None of these children are “easy” to handle, per se. They all have their own challenges, and I think that is the MOST challenging aspect of parenting them. Empathy works on NE, but doesn’t work on NY – he needs structure and authority. HI is very insecure and emotional, but NE doesn’t need the kind of coddling she does. One is a girl, two are boys. One likes reading, one likes computers, one likes creating chaos How can you possibly find a single book to teach you how to properly address all of these incredibly different personalities?
Ya know, I get a lot of criticism from people who don’t have kids, too. “My kids will be raised to respect people/things/God/authority/my-rigid-way-of-thinking.” Wellllll let me tell ya… when you DO have kids, you’re gonna shit that stick outta yer ass pretty quickly. They aren’t your little robots, to be programmed the way YOU want them to be. They have a personality and will of their own. “Disillusioned” is the word that comes to mind! I’m not saying that kids can’t be taught some of these things, I’m just saying that you don’t have enough time to run your brain-washing laboratory and work and do the housework too. Ah, in a perfect world…
Anyway, we were discussing bitchy women, right? Yes. Well. I’ve never been that mom that is friends with all the other moms, or gets involved in school or neighborhood activities with all the other parents. Mostly its because I have this social-phobia thing where I don’t like being subjected to constant criticism from people who think their baby’s shit don’t stink. So yeah, when my daughter is playing soccer, I stand a little ways away from the other “soccer moms”. I don’t fit that mold – I know it – and I know they will know it too as soon as I open my mouth. Because every third word that comes out is inevitably “fuck” and they (probably) will not approve. Fuck that shit. I’d rather be off in my little corner, Facebook messaging my best friend about that massive crap he took this morning. Yeah, I just said that.

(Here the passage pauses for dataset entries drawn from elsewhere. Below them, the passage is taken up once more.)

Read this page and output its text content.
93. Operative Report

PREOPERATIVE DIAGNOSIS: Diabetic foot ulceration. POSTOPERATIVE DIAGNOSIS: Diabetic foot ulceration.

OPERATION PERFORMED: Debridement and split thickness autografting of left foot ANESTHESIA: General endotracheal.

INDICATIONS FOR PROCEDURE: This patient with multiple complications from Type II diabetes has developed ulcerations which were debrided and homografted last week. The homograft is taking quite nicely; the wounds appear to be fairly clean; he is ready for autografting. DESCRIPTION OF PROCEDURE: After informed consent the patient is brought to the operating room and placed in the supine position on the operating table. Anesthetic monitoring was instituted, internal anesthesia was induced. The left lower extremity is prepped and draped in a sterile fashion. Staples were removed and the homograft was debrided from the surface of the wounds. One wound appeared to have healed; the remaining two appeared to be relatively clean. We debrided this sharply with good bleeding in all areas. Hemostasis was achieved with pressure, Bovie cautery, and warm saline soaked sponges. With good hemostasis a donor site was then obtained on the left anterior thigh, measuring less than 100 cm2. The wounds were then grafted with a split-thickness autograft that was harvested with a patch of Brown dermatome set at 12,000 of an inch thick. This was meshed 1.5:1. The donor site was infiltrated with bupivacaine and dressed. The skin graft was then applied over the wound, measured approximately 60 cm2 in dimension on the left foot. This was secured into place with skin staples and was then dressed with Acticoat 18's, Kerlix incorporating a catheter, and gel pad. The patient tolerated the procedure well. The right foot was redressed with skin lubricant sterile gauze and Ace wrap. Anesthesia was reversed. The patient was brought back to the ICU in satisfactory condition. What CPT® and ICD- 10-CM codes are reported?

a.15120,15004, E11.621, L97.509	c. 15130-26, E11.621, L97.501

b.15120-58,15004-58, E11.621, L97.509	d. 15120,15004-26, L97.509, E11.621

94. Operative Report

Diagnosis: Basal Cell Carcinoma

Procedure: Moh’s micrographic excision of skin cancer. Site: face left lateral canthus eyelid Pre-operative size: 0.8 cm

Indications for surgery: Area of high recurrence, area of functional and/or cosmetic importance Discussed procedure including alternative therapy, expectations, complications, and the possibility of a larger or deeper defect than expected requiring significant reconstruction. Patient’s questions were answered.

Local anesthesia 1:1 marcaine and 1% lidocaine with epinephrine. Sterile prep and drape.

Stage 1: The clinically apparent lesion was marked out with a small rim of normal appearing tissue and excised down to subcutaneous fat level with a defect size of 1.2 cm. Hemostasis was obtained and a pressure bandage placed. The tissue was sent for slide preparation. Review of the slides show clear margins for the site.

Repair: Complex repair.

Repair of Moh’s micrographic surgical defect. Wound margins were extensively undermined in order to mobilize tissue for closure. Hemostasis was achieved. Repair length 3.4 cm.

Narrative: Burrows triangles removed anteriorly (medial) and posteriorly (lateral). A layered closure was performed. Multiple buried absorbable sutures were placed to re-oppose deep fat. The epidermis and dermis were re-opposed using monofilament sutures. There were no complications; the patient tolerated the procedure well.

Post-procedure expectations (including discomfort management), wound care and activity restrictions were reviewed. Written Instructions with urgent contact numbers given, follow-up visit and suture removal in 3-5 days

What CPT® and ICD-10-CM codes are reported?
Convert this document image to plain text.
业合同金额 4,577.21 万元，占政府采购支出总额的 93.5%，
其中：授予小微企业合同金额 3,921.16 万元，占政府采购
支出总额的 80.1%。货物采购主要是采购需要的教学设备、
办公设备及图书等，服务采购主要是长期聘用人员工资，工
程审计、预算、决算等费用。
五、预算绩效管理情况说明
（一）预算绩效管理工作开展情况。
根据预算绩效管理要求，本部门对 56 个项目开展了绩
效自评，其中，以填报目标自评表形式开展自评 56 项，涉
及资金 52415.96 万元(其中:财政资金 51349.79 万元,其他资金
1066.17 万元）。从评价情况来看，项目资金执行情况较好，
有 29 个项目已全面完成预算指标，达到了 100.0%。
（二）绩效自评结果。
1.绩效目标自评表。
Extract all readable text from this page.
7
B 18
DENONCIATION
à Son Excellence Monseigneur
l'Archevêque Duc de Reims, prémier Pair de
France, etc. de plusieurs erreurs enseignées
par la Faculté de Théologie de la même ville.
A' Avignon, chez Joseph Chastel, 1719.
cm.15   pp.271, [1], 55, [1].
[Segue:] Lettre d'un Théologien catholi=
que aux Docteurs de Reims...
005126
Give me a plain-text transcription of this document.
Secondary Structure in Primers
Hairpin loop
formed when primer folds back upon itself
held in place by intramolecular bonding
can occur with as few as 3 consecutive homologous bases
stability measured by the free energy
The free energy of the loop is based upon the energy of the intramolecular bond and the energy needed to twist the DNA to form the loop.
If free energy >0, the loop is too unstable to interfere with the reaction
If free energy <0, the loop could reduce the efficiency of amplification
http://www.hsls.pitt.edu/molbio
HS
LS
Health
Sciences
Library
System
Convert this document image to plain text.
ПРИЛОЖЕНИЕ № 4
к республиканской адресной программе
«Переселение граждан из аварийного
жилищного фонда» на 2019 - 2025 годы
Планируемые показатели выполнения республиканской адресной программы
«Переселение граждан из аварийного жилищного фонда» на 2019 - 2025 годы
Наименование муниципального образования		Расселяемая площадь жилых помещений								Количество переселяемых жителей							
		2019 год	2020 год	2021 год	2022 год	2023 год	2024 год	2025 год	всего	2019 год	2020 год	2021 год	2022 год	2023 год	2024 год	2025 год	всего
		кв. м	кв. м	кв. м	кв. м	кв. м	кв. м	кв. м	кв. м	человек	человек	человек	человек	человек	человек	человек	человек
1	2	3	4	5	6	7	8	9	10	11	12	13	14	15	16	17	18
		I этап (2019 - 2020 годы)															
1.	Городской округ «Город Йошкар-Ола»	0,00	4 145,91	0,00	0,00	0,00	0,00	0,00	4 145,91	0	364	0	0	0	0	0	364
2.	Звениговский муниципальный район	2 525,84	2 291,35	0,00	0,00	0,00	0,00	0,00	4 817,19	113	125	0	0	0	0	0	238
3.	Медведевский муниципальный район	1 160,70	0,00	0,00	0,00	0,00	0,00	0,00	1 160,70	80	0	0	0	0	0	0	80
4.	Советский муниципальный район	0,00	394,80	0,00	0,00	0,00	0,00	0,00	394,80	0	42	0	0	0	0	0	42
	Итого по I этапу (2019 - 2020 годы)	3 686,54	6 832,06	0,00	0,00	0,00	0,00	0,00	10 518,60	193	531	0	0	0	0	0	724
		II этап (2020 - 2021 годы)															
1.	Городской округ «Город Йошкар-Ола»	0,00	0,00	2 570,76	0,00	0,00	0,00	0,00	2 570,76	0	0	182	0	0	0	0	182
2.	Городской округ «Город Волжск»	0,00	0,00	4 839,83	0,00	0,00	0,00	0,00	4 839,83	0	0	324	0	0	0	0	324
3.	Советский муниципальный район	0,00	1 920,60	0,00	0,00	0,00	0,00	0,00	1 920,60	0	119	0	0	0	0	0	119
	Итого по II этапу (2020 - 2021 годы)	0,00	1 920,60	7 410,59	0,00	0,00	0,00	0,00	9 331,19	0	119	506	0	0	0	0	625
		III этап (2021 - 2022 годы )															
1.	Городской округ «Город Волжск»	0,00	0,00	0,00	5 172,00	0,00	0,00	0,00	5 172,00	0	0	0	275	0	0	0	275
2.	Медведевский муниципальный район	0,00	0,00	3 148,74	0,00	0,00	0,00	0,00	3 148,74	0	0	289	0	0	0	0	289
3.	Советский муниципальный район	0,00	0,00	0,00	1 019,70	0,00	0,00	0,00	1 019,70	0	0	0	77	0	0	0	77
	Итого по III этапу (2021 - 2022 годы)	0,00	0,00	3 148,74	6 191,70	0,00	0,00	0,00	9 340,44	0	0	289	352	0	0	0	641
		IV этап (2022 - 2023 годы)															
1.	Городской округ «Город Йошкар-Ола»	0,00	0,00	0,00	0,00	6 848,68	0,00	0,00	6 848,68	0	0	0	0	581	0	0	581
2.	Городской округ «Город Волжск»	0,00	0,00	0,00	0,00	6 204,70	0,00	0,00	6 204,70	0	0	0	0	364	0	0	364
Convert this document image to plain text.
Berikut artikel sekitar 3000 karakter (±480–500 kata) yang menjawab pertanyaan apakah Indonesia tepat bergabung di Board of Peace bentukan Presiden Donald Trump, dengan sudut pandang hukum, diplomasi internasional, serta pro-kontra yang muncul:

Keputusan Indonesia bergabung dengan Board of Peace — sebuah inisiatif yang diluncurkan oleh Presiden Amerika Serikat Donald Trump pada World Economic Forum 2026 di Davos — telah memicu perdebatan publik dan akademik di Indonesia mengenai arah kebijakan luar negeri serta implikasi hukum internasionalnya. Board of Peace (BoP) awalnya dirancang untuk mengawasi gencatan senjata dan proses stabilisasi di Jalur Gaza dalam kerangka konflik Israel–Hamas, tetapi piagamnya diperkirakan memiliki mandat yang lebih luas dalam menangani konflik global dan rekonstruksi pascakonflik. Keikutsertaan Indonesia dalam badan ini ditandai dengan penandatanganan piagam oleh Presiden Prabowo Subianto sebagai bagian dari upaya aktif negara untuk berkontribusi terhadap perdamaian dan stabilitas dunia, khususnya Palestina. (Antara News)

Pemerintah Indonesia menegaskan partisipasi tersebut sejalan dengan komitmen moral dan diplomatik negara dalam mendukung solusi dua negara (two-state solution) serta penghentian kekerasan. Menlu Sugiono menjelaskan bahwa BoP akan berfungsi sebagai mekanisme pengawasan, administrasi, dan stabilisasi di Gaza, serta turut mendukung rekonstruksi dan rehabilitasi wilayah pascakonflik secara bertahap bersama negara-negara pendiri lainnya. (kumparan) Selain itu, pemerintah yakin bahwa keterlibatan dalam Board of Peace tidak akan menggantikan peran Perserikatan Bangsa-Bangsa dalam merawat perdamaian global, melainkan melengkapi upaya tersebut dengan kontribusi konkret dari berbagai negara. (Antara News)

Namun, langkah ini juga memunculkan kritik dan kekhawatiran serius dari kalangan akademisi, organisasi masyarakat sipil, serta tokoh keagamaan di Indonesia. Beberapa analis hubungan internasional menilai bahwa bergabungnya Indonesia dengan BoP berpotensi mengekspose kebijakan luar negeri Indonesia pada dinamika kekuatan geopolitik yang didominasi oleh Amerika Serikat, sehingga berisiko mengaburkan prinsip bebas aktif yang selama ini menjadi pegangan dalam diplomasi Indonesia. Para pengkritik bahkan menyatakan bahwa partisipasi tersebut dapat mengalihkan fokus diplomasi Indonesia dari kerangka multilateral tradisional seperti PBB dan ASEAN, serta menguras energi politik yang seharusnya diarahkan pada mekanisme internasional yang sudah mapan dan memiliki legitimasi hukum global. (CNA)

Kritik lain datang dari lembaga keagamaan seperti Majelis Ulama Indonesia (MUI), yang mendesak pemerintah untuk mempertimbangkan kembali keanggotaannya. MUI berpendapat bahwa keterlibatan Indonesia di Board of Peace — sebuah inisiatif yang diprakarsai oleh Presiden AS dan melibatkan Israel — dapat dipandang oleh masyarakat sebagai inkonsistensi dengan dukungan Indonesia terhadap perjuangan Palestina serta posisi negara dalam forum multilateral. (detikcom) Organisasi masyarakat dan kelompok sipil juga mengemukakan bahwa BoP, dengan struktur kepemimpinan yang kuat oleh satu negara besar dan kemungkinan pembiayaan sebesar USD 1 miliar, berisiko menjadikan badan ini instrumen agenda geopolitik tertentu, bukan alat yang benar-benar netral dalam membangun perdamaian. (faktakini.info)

I do avoid interacting with women my age a lot of the time. I’m not saying I NEVER get along with women – some of my best women friends have gotten me through some pretty rough times (I’m lookin at you, Hawaii girls!) But some women… as soon as they look at you, you can feel this kind of maternal hostility radiating off of them, and I’m just not getting anywhere near that shit. If you are this woman, omfg STAHP for the love of JESUS stop! Stop being a bitch, stop trying to size up every other mom you see so as to immediately detect her flaws. She may not be like you, and she may do things differently but hey, like our kids, all mothers are unique.